# Geodesic convexity and the Geometric Hessian

This is an elementary question in differential geometry. We know that for a smooth real-valued function $$f$$ defined on an open geodesically convex set of a Riemannian manifold $$\mathcal{X} \subset \mathcal{M}$$, $$f$$ is geodesically convex if and only if its Riemannian Hessian is positive semidefinite on $$\mathcal{X}$$. Here, the Riemannian Hessian is defined as the second covariant derivative of $$f$$, hence a tensor of type (0,2). This result can be found in [1].

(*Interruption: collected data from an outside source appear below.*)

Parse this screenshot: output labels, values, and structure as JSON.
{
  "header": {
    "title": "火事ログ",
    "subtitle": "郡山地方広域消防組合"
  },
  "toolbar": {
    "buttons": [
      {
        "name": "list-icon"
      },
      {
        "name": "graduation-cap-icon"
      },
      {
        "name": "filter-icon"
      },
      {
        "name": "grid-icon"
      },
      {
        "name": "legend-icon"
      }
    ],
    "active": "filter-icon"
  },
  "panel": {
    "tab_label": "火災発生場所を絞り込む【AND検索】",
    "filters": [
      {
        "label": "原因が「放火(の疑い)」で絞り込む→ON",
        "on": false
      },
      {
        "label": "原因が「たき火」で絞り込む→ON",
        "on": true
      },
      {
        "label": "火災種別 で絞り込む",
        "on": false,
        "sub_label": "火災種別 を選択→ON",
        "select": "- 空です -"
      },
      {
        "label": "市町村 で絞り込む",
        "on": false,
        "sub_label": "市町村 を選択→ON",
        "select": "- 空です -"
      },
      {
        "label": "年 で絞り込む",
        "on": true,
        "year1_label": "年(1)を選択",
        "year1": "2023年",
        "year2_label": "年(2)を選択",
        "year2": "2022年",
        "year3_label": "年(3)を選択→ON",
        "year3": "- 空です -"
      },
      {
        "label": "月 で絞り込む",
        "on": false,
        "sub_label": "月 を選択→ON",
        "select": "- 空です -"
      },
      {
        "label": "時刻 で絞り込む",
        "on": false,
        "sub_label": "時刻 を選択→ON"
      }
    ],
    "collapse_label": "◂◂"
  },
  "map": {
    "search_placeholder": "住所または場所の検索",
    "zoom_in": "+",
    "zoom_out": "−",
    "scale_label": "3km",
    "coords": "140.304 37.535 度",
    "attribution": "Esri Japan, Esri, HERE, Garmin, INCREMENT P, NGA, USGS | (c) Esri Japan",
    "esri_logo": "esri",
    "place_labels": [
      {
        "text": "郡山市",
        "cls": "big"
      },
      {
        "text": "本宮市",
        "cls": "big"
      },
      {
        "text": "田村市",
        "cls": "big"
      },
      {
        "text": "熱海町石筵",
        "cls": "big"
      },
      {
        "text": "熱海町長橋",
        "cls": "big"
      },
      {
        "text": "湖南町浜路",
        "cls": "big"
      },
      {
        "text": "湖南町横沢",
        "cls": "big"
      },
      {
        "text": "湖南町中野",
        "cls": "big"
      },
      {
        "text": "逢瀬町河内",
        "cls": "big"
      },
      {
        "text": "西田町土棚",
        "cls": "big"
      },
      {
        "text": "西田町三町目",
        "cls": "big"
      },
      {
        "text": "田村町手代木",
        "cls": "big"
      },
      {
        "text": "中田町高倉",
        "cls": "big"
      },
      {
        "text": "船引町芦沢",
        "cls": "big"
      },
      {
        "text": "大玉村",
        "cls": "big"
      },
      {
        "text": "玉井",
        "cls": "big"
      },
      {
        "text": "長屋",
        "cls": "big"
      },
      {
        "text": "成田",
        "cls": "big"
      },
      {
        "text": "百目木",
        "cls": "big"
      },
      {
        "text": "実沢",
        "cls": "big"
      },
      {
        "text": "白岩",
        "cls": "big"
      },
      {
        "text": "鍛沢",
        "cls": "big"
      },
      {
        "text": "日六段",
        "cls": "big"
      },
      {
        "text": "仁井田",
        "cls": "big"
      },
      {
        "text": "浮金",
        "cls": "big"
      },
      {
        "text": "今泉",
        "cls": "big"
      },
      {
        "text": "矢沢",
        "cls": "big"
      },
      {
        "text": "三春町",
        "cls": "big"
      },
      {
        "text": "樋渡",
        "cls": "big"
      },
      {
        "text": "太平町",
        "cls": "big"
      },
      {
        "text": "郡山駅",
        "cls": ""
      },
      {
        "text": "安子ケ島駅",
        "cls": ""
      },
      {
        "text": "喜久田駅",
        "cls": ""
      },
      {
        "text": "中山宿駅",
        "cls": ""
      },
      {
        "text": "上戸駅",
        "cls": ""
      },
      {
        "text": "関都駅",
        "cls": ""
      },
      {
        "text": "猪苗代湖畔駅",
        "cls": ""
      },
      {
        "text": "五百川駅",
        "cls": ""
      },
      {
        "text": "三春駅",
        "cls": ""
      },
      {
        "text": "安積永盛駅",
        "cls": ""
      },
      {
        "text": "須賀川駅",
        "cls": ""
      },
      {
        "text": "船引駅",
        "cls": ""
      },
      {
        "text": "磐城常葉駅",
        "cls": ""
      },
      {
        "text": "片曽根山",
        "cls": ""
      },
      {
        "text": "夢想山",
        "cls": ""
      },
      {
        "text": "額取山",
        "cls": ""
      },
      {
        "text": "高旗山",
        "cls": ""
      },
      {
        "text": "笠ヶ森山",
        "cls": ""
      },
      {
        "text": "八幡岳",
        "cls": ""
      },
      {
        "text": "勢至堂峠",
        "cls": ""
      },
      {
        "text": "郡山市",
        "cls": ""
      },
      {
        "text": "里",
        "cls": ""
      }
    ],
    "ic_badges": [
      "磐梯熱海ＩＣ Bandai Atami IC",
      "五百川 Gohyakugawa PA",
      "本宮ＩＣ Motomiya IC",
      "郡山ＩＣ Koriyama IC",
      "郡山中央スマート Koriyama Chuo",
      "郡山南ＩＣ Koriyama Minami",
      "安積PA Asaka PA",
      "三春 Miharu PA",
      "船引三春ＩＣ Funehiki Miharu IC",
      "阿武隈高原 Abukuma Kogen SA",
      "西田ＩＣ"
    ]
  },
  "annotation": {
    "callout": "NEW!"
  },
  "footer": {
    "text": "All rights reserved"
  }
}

My question is whether the above result applies to the alternative definition of Riemannian Hessian as a linear mapping on the tangent space at a point, hence a tensor of type (1,1). This alternative definition is also called the ''geometric Hessian'' in [2]. Specifically, let $$T_x{\mathcal{M}}$$ be the tangent space at $$x \in \mathcal{X}$$. The geometric Hessian at $$x$$, denoted by $$\text{Hess} f(x): T_x{\mathcal{M}} \to T_x{\mathcal{M}}$$, is defined as,

$$\text{Hess} f(x) [\eta_x] = \nabla_{\eta_x} \text{grad} f, \;\forall \eta_x \in T_x{\mathcal{M}},$$

where $$\nabla$$ is the Riemannian connection and $$\text{grad} f$$ is the gradient vector field.

I am wondering if the following statement is true:

For a smooth function $$f: \mathcal{X} \to \mathbb{R}$$, $$f$$ is geodesically convex if and only if $$\text{Hess} f(x) \succeq 0$$ for all $$x \in \mathcal{X}$$.

References:

[1] C. Udriste (1994), Convex Functions and Optimization Methods on Riemannian manifolds, Mathematics and its Applications. Dordrecht: Kluwer Academic Publishers. ISBN 0-7923-3002-1.

[2] P-A. Absil , R. Mahony, and R. Sepulchre (2008), Optimization Algorithms on Matrix Manifolds, Princeton University Press.

• The Riemannian metric can be used to turn one Hessian into the other. So the assumptions are the same in both versions. – Sebastian Goette Mar 28 at 17:16
• @SebastianGoette Thank you for the comment. I have posted a proof. – user1952770 Mar 31 at 21:38

Let $$\mathfrak{X}(\mathcal{M})$$ and $$\mathfrak{F}(\mathcal{M})$$ be the set of smooth vector fields and scalar functions on $$\mathcal{M}$$, respectively. By Theorem 6.2 in [1], $$f$$ is geodesically convex in $$\mathcal{X}$$ if and only if its second covariant derivative $$\nabla^2 f: \mathfrak{X}(\mathcal{M}) \times \mathfrak{X}(\mathcal{M}) \to \mathfrak{F}(\mathcal{M})$$ is positive semidefinite on $$\mathcal{X}$$, i.e., for all vector fields $$\eta \in \mathfrak{X}(\mathcal{M})$$, the corresponding function $$\nabla^2 f[\eta, \eta]$$ is non-negative on $$\mathcal{X}$$. Let $$\nabla$$ be the Riemannian connection. At a particular point $$x \in \mathcal{X}$$, $$$$\nabla^2 f(x)[\eta, \eta] = \langle \nabla_{\eta_x} \text{grad} f, \eta_x \rangle_x = \langle \text{Hess} f(x) [\eta_x], \eta_x \rangle_x \geq 0,$$$$ where the second equality holds by definition of the geometric Hessian (Definition 5.5.1 in [2]).